Page One: Where New and Noteworthy Books Begin

by
Staff
From the March/April 2011 issue of
Poets & Writers Magazine

I had food in my heart and mind that morning.” Revolution: The Year I Fell in Love and Went to Join the War (Henry Holt, February 2011) by Deb Olin Unferth. Third book, first memoir. Agent: David McCormick. Editor: Gillian Blake. Publicist: Theresa Giacopasi.

“On the last day of 1985, I went home to live in Bunyah, the farming valley I had left some twenty-nine years earlier.” Killing the Black Dog: A Memoir of Depression (Farrar, Straus and Giroux, March 2011) by Les Murray. Thirteenth book, first memoir. Agent: Margaret Connolly. Editor: Paul Elie. Publicist: Meredith Kessler.

“Winston Leonard Spencer Churchill’s mouth was pursed as if he had a slice of lemon hidden in there.” Mr. Chartwell (Dial Press, February 2011) by Rebecca Hunt. First book, novel. Agent: Kimberly Witherspoon. Editor: Susan Kamil. Publicist: Maria Braeckel.

“a clean-cut man brings a brown blackness / to a dream-carved, unprecedented / place.” the new black (Wesleyan University Press, March 2011) by Evie Shockley. Second book, poetry collection. Agent: None. Editor: Suzanna Tamminen. Publicist: Stephanie Elliott.

“In the living room, the conversation was about teacher/student romance.” Other People We Married (FiveChapters Books, February 2011) by Emma Straub. First book, story collection. Agent: Jenni Ferrari-Adler. Editor: David Daley. Publicist: David Daley.

“And Jehovah.” Space, in Chains (Copper Canyon Press, March 2011) by Laura Kasischke. Fourteenth book, eighth poetry collection. Agent: None. Editor: Michael Wiegers. Publicist: Lucilena Williams.

“Picture her there in the pinched little galley where you could barely stand up without cracking your head, her right hand raw and stinging still from the scald of the coffee she’d dutifully—and foolishly—tried to make so they could have something to keep them going, a good sport, always a good sport, though she’d woken up vomiting in her berth not half an hour ago.” When the Killing’s Done (Viking, February 2011) by T. C. Boyle. Twenty-second book, thirteenth novel. Agent: Georges Borchardt. Editor: Paul Slovak. Publicist: Holly Watson.

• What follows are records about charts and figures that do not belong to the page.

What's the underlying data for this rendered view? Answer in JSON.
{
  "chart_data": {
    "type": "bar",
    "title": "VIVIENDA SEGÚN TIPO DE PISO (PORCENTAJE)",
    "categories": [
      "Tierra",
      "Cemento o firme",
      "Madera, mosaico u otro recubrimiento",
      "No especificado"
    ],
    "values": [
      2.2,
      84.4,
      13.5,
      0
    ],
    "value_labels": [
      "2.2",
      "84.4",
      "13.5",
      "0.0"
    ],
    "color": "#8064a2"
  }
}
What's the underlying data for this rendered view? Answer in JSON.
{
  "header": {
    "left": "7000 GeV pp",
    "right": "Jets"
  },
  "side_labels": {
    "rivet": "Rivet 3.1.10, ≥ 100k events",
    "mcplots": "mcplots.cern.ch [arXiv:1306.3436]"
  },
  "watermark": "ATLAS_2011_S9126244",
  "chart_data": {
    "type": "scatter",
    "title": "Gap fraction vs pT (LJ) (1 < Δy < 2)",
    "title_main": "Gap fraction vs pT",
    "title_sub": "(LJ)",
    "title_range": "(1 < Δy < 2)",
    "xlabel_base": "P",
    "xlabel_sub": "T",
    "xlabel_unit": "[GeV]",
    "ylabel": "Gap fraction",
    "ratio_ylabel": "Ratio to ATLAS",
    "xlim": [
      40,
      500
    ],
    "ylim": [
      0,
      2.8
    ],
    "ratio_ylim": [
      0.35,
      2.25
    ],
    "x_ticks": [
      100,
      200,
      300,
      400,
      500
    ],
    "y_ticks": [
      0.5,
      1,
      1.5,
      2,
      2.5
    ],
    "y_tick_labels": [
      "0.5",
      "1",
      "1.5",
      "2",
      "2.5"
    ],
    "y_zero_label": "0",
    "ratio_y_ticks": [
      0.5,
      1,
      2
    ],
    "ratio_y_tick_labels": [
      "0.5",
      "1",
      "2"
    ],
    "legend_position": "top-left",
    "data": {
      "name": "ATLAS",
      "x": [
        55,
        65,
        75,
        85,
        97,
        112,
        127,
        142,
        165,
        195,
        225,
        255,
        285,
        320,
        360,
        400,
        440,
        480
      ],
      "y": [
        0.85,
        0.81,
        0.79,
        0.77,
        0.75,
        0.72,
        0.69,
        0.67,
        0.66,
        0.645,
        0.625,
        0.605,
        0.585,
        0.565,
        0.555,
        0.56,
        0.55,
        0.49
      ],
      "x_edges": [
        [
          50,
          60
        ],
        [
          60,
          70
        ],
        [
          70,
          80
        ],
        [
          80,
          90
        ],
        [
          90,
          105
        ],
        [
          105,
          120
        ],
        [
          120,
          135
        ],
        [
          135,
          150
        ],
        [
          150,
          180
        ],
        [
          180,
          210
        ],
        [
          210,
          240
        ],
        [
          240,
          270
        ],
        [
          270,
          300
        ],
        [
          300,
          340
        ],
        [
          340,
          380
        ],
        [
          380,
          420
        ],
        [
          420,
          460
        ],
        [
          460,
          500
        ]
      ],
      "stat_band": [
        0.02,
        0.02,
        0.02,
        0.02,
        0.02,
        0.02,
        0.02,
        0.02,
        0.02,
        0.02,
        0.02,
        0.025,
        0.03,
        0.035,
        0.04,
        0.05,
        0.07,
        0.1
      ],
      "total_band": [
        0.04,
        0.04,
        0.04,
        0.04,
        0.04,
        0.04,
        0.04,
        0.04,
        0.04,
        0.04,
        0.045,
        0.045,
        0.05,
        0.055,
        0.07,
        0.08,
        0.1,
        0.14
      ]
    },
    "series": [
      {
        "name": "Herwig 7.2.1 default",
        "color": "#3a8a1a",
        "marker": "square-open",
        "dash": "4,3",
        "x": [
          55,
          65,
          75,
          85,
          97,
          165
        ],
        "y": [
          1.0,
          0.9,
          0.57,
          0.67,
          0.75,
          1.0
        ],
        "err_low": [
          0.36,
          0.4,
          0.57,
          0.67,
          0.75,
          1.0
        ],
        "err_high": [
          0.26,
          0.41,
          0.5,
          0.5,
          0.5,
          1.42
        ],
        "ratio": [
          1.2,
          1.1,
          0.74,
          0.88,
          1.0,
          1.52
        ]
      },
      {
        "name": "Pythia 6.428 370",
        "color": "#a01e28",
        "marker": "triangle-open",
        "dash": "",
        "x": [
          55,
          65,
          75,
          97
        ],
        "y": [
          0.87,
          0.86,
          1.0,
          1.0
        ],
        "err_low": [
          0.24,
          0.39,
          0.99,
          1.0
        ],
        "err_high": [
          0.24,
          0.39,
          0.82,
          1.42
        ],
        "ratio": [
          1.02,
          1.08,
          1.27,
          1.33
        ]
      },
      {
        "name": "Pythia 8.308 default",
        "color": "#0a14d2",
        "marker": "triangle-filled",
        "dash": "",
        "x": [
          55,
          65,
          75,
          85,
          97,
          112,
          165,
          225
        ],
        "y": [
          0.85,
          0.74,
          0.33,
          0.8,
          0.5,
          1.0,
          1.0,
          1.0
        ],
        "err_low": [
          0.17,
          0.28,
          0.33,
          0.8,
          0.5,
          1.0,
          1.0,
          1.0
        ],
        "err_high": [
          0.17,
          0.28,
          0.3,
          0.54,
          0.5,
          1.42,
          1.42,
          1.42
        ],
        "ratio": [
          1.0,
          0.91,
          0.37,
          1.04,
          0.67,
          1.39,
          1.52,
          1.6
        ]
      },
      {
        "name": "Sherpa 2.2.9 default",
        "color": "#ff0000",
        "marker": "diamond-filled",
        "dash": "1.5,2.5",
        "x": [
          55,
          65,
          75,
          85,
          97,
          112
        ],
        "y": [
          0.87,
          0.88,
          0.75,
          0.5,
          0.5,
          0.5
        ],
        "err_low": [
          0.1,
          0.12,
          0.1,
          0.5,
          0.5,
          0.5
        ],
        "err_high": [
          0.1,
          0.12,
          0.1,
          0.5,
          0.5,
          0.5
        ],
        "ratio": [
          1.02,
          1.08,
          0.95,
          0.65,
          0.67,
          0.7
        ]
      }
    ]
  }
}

“Many years ago there lived a man called Laurids Madsen, who went up to Heaven and came down again, thanks to his boots.” We, the Drowned (Houghton Mifflin Harcourt, February 2011) by Carsten Jensen. Third book, novel. Translators: Charlotte Barslund and Emma Ryder. Agent: Anneli Hoier. Editor: Drenka Willen. Publicist: Summer Smith.

“The problem is I don’t care whether I convince you or not” You and Three Others Are Approaching a Lake (Coffee House Press, February 2011) by Anna Moschovakis. Second book, poetry collection. Agent: None. Editor: Chris Fischbach. Publicist: Tricia O’Reilly.

“Always thought if I didn’t get tenure I would shoot myself or strap a bomb to my chest and walk into the faculty cafeteria, but when it happened I just got bourbon drunk and cried a lot and rolled into a ball on my office floor.” Pym (Spiegel & Grau, March 2011) by Mat Johnson. Seventh book, third novel. Agent: Gloria Loomis. Editor: Chris Jackson. Publicist: Barbara Fillon.

“It isn’t easy to be the lover of a great artist—particularly if you harbor any ambition of being an artist yourself.” The Correspondence Artist (Two Dollar Radio, February 2011) by Barbara Browning. First book, novel. Agent: None. Editor: Eric Obenauf. Publicist: Eric Obenauf.

“The world is the world.” Voyager (University of California Press, February 2011) by Srikanth Reddy. Second book, poetry collection. Agent: None. Editor: Rachel Berchten. Publicist: Heather Vaughan.